Il Partito del Congresso ha subito una disfatta senza appello, che ha posto fine (per il momento, almeno) al dominio della dinastia Nehru-Gandhi. I partiti regionali e basati sulla casta hanno fallito, con isolate eccezioni in Bengala e nel Tamil Nadu.
Resta da capire se si sia trattato di una svolta epocale, come alcuni con forse troppa enfasi hanno commentato in Occidente, o se non si sia trattato di un passaggio importante, ma non conclusivo, del riassetto in corso negli equilibri politici del paese. Narendra Modi ha neutralizzato con una tattica aggressiva la gerontocrazia che teneva in pugno il BJP. L’impegno conclamato di rivoluzionare il partito in profondità ha indotto molti fra i dirigenti in perenne attesa a superare le remore iniziali per unirsi al carro del vincitore.
Con una campagna elettorale ipertecnologica e particolarmente attenta alla comunicazione, è riuscito a intercettare la volontà di rinnovamento che, sia pure confusamente, permeava un elettorato stanco dell’immobilismo del Congresso dinanzi alle molte emergenze del paese. Giocando abilmente le carte della sua origine di casta ‘bassa’ e del successo del ‘modello Gujarat’ (lo Stato da lui governato per un decennio) nell’attrarre investimenti e nel promuovere la crescita, è riuscito a sottrarre quote significative di voti a Sonia e Rahul Gandhi e ai partiti regionali e di casta, dando alla sua immagine nazional-popolare tradizionale un carattere tale da attrarre le élites urbane più diffidenti nei suoi confronti.
Diffidenze non prive di fondamento. Modi ha messo la sordina sul suo passato di attivista del gruppo estremista RSS (la formazione, modellata lungo le linee della gioventù fascista fondata da Veer Savarkar, il quale era un ammiratore di Mussolini, che costituisce il ‘braccio armato’ del BJP), ma i legami continuano.

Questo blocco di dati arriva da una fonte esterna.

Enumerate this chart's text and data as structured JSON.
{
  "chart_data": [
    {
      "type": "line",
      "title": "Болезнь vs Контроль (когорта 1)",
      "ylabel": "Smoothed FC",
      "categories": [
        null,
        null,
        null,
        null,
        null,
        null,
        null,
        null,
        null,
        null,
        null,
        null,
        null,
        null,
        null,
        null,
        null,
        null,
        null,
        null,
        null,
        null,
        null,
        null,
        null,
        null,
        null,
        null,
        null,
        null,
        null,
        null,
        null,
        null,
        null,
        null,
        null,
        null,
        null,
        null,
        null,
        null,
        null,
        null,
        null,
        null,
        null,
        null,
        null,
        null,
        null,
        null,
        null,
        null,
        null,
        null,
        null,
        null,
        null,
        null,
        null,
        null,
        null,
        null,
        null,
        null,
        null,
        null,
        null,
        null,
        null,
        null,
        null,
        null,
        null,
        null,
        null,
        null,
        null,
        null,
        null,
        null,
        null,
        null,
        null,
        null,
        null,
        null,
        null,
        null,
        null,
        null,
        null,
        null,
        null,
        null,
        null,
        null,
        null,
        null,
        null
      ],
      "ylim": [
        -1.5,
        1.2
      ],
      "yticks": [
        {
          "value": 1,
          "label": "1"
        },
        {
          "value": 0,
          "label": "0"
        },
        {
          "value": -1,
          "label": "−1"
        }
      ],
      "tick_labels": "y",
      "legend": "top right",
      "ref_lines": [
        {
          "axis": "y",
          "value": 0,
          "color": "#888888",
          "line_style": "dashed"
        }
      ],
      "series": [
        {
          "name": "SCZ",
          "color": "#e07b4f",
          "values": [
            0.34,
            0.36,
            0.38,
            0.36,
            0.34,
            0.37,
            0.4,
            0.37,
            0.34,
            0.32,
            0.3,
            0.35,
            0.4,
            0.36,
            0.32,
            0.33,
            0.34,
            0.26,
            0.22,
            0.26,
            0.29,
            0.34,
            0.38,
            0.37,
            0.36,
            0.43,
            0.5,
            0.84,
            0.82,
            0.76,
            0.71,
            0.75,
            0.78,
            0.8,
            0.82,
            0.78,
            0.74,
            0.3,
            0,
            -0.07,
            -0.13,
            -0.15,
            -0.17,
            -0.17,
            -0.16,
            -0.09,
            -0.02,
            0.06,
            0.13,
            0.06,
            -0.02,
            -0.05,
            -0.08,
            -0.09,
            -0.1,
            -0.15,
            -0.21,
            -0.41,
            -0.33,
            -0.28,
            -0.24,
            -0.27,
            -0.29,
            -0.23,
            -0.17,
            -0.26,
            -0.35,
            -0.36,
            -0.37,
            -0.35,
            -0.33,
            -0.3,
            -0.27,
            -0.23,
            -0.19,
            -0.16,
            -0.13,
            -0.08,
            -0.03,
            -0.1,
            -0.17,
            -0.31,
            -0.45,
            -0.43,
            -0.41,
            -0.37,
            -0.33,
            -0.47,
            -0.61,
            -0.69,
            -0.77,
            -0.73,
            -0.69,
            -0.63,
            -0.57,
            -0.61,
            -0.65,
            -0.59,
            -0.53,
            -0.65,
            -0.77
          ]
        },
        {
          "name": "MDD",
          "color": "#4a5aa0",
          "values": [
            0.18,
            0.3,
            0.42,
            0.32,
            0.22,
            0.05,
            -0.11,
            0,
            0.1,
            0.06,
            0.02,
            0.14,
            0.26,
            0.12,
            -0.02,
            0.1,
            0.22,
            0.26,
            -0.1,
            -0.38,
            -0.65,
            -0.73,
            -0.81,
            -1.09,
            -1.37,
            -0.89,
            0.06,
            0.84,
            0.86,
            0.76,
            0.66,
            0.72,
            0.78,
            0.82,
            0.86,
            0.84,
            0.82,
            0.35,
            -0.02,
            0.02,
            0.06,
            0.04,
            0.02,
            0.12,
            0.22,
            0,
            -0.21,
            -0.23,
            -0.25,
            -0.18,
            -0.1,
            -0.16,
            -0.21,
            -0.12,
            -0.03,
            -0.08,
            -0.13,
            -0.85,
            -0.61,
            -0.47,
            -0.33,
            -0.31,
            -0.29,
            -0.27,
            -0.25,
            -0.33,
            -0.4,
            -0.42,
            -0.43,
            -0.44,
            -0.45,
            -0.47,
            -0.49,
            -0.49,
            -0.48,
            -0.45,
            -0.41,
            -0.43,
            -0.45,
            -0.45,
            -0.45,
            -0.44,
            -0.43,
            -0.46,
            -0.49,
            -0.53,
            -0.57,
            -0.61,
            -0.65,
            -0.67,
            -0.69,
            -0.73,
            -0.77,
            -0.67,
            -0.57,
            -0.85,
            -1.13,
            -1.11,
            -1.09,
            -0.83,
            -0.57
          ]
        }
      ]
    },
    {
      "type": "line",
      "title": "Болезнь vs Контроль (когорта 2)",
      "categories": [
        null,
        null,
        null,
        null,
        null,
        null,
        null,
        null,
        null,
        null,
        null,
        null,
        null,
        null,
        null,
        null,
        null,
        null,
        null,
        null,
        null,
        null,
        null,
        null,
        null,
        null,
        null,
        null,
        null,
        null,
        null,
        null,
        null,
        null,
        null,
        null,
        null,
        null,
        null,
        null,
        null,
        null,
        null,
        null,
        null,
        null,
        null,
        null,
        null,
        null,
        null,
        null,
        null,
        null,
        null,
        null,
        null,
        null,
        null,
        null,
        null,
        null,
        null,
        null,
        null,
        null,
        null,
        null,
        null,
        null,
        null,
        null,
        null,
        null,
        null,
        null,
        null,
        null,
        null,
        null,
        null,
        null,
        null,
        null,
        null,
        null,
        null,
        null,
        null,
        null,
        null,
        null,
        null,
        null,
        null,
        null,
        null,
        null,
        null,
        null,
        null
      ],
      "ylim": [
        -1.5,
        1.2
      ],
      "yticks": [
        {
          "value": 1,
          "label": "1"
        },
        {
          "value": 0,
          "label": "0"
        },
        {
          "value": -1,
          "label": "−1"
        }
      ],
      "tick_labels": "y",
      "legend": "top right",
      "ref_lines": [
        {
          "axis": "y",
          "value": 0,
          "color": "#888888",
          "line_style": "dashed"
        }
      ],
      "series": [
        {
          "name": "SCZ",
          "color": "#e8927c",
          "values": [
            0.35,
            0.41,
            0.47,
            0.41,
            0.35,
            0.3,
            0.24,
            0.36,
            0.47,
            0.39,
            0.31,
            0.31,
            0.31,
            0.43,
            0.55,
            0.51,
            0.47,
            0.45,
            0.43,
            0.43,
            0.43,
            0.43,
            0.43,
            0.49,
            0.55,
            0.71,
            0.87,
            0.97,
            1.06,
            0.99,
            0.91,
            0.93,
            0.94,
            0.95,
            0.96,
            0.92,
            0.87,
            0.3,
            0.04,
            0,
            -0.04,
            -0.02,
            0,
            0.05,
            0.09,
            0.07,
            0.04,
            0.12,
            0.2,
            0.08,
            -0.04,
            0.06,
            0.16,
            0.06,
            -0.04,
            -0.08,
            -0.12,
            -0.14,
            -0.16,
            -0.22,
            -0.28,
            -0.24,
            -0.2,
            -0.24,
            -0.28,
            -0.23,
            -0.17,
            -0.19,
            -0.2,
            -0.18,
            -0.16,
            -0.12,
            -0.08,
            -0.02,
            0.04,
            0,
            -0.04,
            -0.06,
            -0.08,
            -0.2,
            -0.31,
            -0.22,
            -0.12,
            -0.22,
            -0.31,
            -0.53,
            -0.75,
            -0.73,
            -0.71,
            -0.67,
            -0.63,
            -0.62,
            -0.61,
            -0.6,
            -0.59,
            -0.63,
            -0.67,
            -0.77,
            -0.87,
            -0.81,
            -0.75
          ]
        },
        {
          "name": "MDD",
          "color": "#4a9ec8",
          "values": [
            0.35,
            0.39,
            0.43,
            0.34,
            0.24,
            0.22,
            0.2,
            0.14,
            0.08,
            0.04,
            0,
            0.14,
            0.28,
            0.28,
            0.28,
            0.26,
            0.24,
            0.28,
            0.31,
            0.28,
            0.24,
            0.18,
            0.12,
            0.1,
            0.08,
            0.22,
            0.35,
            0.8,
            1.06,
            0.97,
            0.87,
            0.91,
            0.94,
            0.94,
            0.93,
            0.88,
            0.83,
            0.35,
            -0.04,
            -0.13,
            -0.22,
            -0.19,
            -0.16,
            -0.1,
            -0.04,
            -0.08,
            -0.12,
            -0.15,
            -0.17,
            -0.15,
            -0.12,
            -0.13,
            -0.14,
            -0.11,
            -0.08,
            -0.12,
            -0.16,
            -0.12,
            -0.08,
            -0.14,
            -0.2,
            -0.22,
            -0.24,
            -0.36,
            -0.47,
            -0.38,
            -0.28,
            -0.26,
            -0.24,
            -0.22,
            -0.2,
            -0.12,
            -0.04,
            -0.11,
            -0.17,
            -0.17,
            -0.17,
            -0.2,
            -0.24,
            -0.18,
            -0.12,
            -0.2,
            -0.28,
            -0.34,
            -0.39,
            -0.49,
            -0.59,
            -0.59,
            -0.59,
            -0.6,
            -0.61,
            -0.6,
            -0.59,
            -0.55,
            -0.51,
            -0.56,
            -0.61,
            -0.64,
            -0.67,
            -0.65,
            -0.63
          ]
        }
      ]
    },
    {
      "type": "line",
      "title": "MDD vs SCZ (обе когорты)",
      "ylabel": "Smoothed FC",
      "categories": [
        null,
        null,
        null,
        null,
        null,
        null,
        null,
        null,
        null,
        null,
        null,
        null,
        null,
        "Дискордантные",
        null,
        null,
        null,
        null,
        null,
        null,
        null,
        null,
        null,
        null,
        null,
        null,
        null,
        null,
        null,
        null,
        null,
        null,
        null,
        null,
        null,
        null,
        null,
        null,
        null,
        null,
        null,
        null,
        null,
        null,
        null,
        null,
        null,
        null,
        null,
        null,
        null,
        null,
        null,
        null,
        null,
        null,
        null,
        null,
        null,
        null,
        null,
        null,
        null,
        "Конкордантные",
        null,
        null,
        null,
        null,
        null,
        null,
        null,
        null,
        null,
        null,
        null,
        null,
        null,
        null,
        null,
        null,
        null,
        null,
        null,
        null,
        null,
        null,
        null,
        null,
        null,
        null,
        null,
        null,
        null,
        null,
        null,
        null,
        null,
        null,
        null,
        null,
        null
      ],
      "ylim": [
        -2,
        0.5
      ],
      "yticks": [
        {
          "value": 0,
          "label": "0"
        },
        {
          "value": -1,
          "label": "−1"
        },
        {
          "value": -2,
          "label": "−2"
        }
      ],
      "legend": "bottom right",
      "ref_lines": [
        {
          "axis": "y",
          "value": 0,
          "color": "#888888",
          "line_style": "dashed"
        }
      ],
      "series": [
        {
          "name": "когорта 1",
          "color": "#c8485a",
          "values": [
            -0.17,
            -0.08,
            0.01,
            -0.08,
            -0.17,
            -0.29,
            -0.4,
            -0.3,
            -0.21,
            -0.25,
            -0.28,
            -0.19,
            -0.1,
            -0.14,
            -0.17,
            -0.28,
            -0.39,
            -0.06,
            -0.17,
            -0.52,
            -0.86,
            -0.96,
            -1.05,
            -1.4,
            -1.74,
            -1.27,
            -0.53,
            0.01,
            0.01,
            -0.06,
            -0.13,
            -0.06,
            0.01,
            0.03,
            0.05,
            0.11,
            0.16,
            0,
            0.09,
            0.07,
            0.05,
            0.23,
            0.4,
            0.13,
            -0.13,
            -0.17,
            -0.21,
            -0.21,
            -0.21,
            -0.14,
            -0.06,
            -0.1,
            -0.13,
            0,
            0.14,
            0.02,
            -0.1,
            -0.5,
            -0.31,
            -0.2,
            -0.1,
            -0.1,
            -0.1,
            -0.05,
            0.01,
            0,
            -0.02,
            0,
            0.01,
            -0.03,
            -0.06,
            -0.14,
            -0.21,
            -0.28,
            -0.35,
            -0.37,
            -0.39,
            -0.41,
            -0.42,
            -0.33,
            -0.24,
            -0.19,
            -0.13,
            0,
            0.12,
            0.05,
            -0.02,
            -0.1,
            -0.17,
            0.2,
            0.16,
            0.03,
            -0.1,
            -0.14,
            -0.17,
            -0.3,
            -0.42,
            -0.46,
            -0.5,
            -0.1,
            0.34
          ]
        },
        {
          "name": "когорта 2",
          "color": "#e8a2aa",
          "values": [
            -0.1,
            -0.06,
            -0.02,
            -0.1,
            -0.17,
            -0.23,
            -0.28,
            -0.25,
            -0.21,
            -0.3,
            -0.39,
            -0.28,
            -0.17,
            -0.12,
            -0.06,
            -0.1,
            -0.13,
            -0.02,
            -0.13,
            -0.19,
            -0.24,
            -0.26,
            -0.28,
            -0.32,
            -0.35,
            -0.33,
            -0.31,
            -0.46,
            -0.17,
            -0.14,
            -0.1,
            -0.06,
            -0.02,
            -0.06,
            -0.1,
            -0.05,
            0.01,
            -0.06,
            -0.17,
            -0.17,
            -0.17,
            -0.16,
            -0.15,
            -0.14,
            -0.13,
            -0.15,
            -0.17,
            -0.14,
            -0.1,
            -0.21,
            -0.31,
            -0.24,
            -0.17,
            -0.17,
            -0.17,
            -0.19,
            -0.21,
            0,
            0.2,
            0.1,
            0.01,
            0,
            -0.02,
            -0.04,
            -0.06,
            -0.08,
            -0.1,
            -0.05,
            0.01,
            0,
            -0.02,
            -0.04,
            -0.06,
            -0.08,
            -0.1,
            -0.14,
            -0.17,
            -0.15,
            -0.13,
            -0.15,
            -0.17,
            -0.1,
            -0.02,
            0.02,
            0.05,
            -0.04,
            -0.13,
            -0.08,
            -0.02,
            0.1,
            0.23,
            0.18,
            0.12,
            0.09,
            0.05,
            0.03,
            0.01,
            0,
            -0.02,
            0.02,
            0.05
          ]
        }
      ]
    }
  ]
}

Nonostante i tentativi di apertura alla minoranza musulmana, rimane l’ombra di taluni suoi atteggiamenti del passato e in particolare lo spettro dei fatti di Godhra quando, nel 2002 in Gujarat, stette passivamente a guardare (o forse incoraggiò indirettamente) l’eccidio di oltre un migliaio di musulmani per vendicare un incidente in cui erano periti in modo fortuito – ma questo lo si è saputo anni dopo – molti pellegrini hindu. Il suo nazionalismo potrebbe prendere la forma di una affermazione forte degli interessi del paese nel quadro di una più marcata apertura al mondo, o potrebbe cadere preda di una deriva in cui la sirena dell’estremismo hindu potrebbe indurlo a intolleranze pericolose.
Delle due, solo la prima potrebbe consentirgli di consolidare quel ‘decennio di potere per cambiare l’India’ cui aspira.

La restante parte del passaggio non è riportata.